Simmy often tried in vain to imagine the daily lives of the Harkness family. Busy professional parents, five offspring, a big house and relaxed attitudes. Helen, the mother, was a sensible woman who Simmy much admired. Wilf, the oldest of the children, had left home and was away at university after considerable dithering as to his choice of career. Ben was followed by three sisters: Natalie, Tanya and Zoe, a trio of trouble, as he would sometimes characterise them.
‘Good luck, then,’ she said to Bonnie. ‘But just remember: if he fails any of his exams, they’re going to blame you.’
‘He won’t fail,’ said Bonnie, with complete conviction.

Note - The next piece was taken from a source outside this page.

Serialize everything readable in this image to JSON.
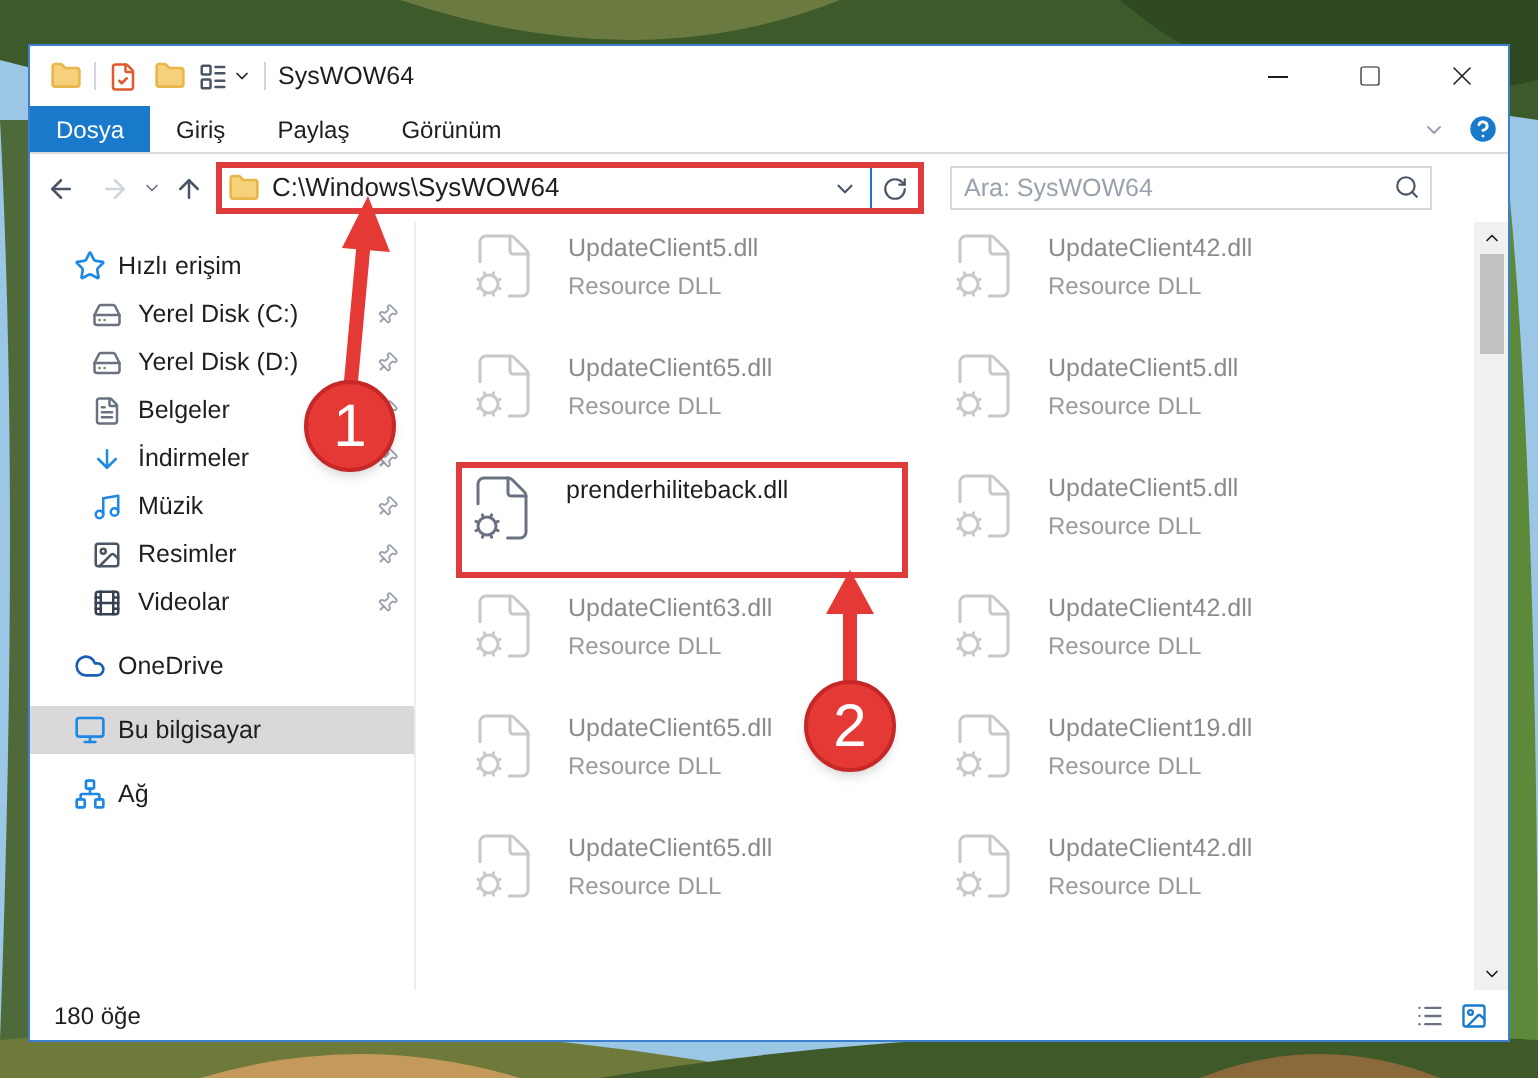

Simmy found her car, drove home, phoned Christopher and fed herself, all without giving a single thought to Staveley and its suspicious inhabitants. Instead, she focused on the business. Ordering all the necessary stock for later in the month, buying in new cards, thinking up fresh wares for the summer such as hanging baskets and variations on that theme. She even jotted some ideas on a pad as she ate her supper. The mental barrier she’d erected against unwelcome thoughts was holding up nicely until the phone rang and all the defences collapsed when she heard her mother saying, ‘He’s been rushed into hospital. Your father’s had a stroke, and they’ve taken him to Barrow.’